Women In Nigeria’s 2023 Election Series: The Case For Representation In Governance

By Osaruonamen Ibizugbe

They say politics is a game of numbers, yet Nigerian women’s numerical strength fails to impact the nation’s political life and decision-making structures positively. Figures from the World Bank development indicators show that women make up 49.32% of Nigeria’s population, meaning almost half of the Nigerian people are women. Despite this colossal figure, female representation in decision-making has been abysmally low since Nigeria’s return to democracy in 1999.

Women are underrepresented at the national, state, and local government councils. Some significant constraints to women’s participation in politics include general apathy to politics among women, religious and cultural biases, lack of resources, and the low membership of women in political parties, among others. Although women are gradually improving their membership in political parties, they often serve as supporters for male politicians to achieve their political ambition. Women are often discouraged from participating in the electoral process because of political malpractices and unfavourable political environments characterised by political violence against women.

A look at previous elections and women’s representation

According to a report by YIAGA Africa titled ‘’No country without women,’’ the 2019 general election was an election of numbers due to the abundance of registered voters and candidates in the election. Eighty-four million, four thousand and eighty- four (84,004 084) voters registered. Of this, thirty-nine million, five hundred and ninety- eighty thousand, six hundred and forty-five (39, 598, 645) were women representing 47.14% female voters. Twenty-three thousand, four hundred and forty-two (23,442) candidates contested in the elections. Of these, women candidates were three thousand and thirty-two (3,032), representing 12.9% of the total number of candidates in the general elections.

Recall that the Wife of the President, Hajiya Aisha Buhari, had called on presidential and governorship candidates in May this year in the 2023 general election to pick women as their running mates. Meanwhile, since 1999, only six women have been deputy governors. The number of female deputy governors dropped from six in 2015 to four. While there were no women in the 1999 presidential election, two women, Mrs Sarah Jubril of the Progressive Action Congress (PAC) and Major Mojisola Adekunle Obasanjo (rtd.) of the Masses Movement of Nigeria (MMN), contested in 2003. In 2019 there were six female candidates – ACPN candidate Obiageli Ezekwesili, who later withdrew from the presidential race.
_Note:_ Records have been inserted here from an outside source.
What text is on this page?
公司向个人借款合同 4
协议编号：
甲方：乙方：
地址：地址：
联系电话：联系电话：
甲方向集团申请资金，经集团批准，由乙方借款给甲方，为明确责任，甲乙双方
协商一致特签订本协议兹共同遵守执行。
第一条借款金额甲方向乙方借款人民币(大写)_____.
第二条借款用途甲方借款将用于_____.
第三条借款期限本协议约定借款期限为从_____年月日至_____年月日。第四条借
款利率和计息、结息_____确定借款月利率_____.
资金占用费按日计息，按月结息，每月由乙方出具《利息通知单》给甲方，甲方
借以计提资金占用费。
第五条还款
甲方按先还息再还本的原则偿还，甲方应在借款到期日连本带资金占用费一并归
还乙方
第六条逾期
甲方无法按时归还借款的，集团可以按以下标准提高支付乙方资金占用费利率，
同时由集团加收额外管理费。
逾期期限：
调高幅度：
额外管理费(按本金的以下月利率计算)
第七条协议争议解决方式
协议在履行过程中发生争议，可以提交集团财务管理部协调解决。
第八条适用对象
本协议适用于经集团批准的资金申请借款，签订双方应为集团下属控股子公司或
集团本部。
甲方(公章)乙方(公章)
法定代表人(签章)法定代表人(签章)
Run up to 2023: Women make up only 8.9% of the total candidates

Fast forward to date, the independent national electoral commission INEC recently released the list of candidates contesting the upcoming 2023 general elections. According to the list, 1,101 candidates would be jostling for 109 senatorial seats and 3,122 candidates for House of Representatives seats. Regarding gender distribution, 3,875 candidates are male, made up of 35 for Presidential and Vice Presidential, 1,008 for Senate, and 2,832 for House of Representatives. 

Similarly, 381 females, 1 for the Presidential, 92 for the Senate, and 288 for the House of Representatives, are contesting. There are also 11 Persons with disabilities (PWDs) in the race. Of the 1,101 candidates vying for 109 Senatorial seats, 92 are women, representing 8.35 percent, while 288 women contest for House of Representatives out of the total 3,122 candidates. Out of the 18 political parties in the country, only the Allied People’s Movement (APM) fielded a female presidential candidate. 

Compared with the 2015 and 2019 general elections statistics, female representation in the 2023 polls is believed to be the worst, despite increased agitation in the last three years for gender balance and more active female participation in politics.

However, despite the challenges women face, women’s activism and advocacy, education of women, positivity on the part of successive governments towards women empowerment, and interest of women to participate in politics are currently receiving a gust of positive energy.